To train minGPT on direct dataset with single-node training, run the following on 1 node with 4 GPUs:

torchrun --nproc_per_node=4 train.py\
 --file ${DATA_DIR}\
 --folder ${TASK}\
 --output_dir ${OUTPUT_DIR}\
 --maxlen ${MAXLEN}\
 --maxdata ${MAXDATA}\
 --vocab ${VOCAB_SIZE}\
 --num_range ${NUM_RANGE}\
 --weight_decay 0.01\
 --learning_rate 1e-4\
 --drop 0.1\
 --batch_size 128\
 --epoch 100\
 --warmup 5\
 --dmodel 256\
 --head 4\
 --num_layer ${LAYER}
  • Here folder should be one of the followings: arithmetic, equation, LIS or ED.
  • maxdata always equals to maxlen in direct dataset.
  • The effective batch size is 128 (batch_size per gpu) * 4 (gpus per node) = 512.

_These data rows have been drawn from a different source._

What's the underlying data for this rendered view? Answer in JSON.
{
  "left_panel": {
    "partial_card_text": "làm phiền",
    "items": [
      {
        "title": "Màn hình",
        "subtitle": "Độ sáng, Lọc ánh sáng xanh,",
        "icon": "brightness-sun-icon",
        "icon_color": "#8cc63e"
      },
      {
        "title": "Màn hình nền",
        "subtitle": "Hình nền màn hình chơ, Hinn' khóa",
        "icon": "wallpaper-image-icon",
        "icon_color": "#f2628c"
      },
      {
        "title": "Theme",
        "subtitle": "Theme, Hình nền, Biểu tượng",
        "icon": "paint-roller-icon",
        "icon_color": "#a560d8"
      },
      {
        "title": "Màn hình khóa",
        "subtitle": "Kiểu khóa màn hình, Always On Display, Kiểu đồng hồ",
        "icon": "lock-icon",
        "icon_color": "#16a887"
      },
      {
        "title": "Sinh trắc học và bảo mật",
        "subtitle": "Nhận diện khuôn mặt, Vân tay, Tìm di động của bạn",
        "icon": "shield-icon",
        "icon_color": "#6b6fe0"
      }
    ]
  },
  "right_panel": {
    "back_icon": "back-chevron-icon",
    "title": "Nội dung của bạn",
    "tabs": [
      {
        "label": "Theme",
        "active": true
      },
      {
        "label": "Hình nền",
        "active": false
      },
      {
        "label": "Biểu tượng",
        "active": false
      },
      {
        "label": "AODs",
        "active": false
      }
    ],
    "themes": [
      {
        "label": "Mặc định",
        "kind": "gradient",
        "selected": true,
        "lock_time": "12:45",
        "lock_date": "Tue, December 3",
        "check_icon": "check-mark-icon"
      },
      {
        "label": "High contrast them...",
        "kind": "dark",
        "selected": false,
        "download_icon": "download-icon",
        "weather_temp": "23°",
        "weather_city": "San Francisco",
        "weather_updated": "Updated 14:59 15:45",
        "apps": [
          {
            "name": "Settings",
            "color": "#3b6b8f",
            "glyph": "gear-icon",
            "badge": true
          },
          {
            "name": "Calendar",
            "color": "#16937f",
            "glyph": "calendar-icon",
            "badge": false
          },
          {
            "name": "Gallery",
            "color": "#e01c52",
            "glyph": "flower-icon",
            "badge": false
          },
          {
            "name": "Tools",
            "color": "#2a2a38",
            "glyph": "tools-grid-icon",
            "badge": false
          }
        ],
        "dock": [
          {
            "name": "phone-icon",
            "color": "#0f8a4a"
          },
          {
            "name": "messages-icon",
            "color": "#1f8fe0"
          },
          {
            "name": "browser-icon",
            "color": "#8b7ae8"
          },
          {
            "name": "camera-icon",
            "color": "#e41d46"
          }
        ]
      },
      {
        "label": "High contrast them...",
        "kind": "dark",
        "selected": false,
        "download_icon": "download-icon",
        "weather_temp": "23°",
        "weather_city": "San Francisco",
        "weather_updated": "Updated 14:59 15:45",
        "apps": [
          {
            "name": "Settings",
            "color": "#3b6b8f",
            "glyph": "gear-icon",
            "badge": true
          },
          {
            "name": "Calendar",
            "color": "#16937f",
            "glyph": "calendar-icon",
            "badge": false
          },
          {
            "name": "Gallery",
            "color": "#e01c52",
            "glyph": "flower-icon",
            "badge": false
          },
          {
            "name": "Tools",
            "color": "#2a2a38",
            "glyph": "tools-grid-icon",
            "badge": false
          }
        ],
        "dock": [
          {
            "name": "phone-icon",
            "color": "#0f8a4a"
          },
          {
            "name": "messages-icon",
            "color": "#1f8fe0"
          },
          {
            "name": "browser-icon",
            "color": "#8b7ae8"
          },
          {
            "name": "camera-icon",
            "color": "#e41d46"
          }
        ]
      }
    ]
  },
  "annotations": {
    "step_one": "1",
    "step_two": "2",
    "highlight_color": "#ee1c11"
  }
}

The numbers of MAXLEN, VOCAB_SIZE and NUM_RANGE are listed in the following table.

Dataset MAXLEN VOCAB_SIZE NUM_RANGE
Arithmetic_len4 19 21 11
Arithmetic_len5 23 21 11
Arithmetic_len6 27 21 11
Equation_len3 46 22 11
Equation_len4 73 22 11
Equation_len5 106 22 11
LIS_len50 54 253 250
LIS_len80 84 253 250
LIS_len100 104 253 250
ED_len12 31 91 60
ED_len16 39 91 60
ED_len20 47 91 60

To train minGPT on CoT dataset, run the following on 1 node with 4 GPUs:

torchrun --nproc_per_node=4 train.py\
 --file ${DATA_DIR}\
 --folder ${TASK}\
 --output_dir ${OUTPUT_DIR}\
 --maxlen ${MAXLEN}\
 --maxdata ${MAXDATA}\
 --vocab ${VOCAB_SIZE}\
 --num_range ${NUM_RANGE}\
 --weight_decay 0.01\
 --learning_rate 1e-4\
 --drop 0.1\
 --batch_size 128\
 --epoch 100\
 --warmup 5\
 --dmodel 256\
 --head 4\
 --num_layer 3\
 --chain
  • maxdata always equals to maxlen in CoT dataset.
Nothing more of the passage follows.